Dans l'élaboration des programmes, ou du moins dans la préparation générale de ce travail à laquelle la commission a pu penser, un emprunt aux programmes primaires apparaît: la commission et son rapporteur mettent en bonne place la morale et l'instruction civique parmi les matières de l'enseignement moderne ou classique, même élémentaire. Un vigoureux article de M. Belot, professeur de philosophie au lycée Louis-le-Grand, paru dans la Revue universitaire du 15 mai 1901, nous apprend combien l'idée d'enseigner la morale pratique au collège a pris de consistance et de crédit parmi les professeurs de l'enseignement secondaire, qui l'ont ardemment discutée dans un congrès récent. Un père de famille demandait un jour naïvement au professeur de philosophie de son fils de faire de bonne morale à ce grand collégien afin de le décourager de prendre goût au café et au libertinage le professeur écouta ce propos avec un étonnement narquois, mais le père réclamait à bon droit en faveur de quelques articles de la morale pratique; on peut penser sans témérité qu'il est temps de l'enseigner tout entière au lycée, comme à l'école.

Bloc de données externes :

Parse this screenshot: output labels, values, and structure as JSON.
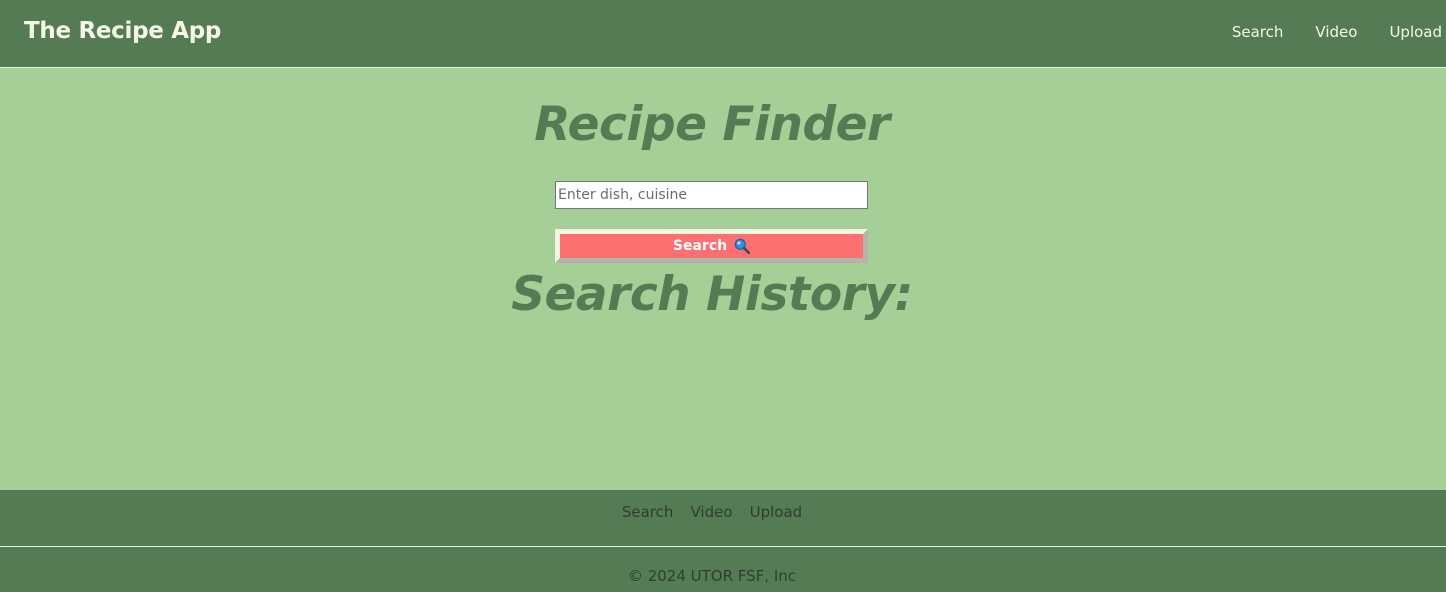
{
  "header": {
    "brand": "The Recipe App",
    "nav": [
      "Search",
      "Video",
      "Upload"
    ]
  },
  "main": {
    "title": "Recipe Finder",
    "search_placeholder": "Enter dish, cuisine",
    "search_button_label": "Search",
    "history_title": "Search History:"
  },
  "footer": {
    "nav": [
      "Search",
      "Video",
      "Upload"
    ],
    "copyright": "© 2024 UTOR FSF, Inc"
  },
  "colors": {
    "header_bg": "#557b54",
    "page_bg": "#a5cf97",
    "button_bg": "#fc7071",
    "title_color": "#557b54"
  },
  "icons": {
    "search_button_icon": "magnifying-glass-icon"
  }
}
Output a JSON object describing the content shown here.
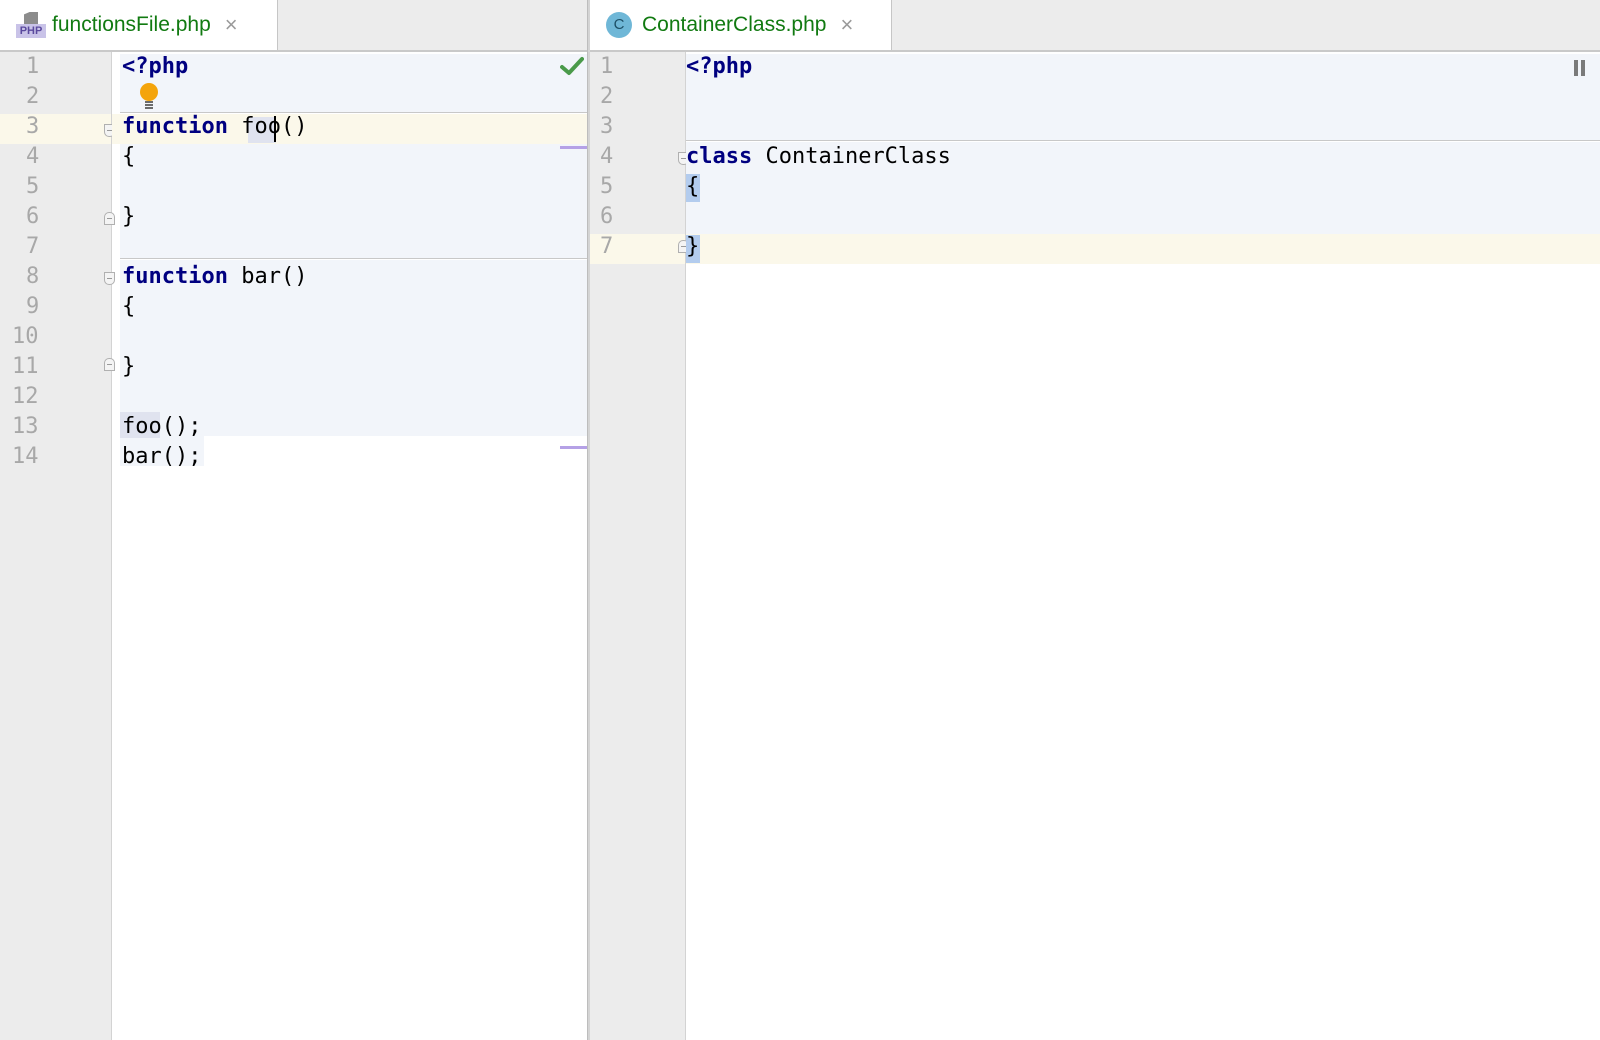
{
  "left_editor": {
    "tab": {
      "label": "functionsFile.php",
      "icon": "php-file-icon",
      "close": "×"
    },
    "status": "check-icon",
    "lines": [
      "1",
      "2",
      "3",
      "4",
      "5",
      "6",
      "7",
      "8",
      "9",
      "10",
      "11",
      "12",
      "13",
      "14"
    ],
    "code": {
      "l1": "<?php",
      "l3_kw": "function",
      "l3_rest": " foo()",
      "l4": "{",
      "l6": "}",
      "l8_kw": "function",
      "l8_rest": " bar()",
      "l9": "{",
      "l11": "}",
      "l13": "foo();",
      "l14": "bar();"
    }
  },
  "right_editor": {
    "tab": {
      "label": "ContainerClass.php",
      "icon_letter": "C",
      "close": "×"
    },
    "lines": [
      "1",
      "2",
      "3",
      "4",
      "5",
      "6",
      "7"
    ],
    "code": {
      "l1": "<?php",
      "l4_kw": "class",
      "l4_rest": " ContainerClass",
      "l5": "{",
      "l7": "}"
    }
  },
  "colors": {
    "tab_text": "#117a11",
    "keyword": "#000080",
    "caret_row": "#fbf8ea",
    "block_bg": "#f2f5fa",
    "brace_match": "#b3ccee"
  }
}
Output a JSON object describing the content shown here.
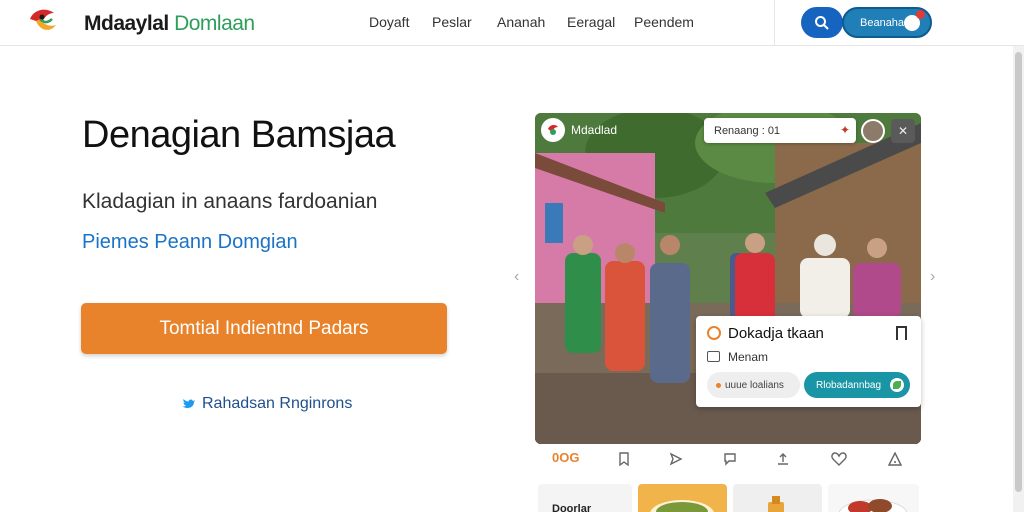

Une des préoccupations qui dominent l'enquête aura été de chercher à établir des passages faciles entre les diverses formes de l'enseignement national de demain, du moderne au classique, du primaire supérieur au moderne et au classique même. La division des études secondaires en deux cycles de trois ans, très chaudement soutenue par M. Couyba, permettrait à l'école supérieure dont le cours d'études dure normalement trois ans, d'envoyer à l'enseignement secondaire moderne un groupe choisi; quelques enfants d'écoles primaires supérieures dont on aurait reconnu l'aptitude à réussir dans les études classiques élevées pourraient être dirigés sur le collège un an plus tôt; exception rare d'ailleurs : c'est au début du second cycle d'études modernes que devra devenir possible ce que la Chambre de commerce de Bordeaux appelle heureusement « une greffe de l'enseignement primaire supérieur sur l'enseignement secondaire ». La solidarité, la

continuité même du primaire et du secondaire, est un des éléments sur lesquels M. Couyba insiste dans sa définition même de l'enseignement secondaire nouveau.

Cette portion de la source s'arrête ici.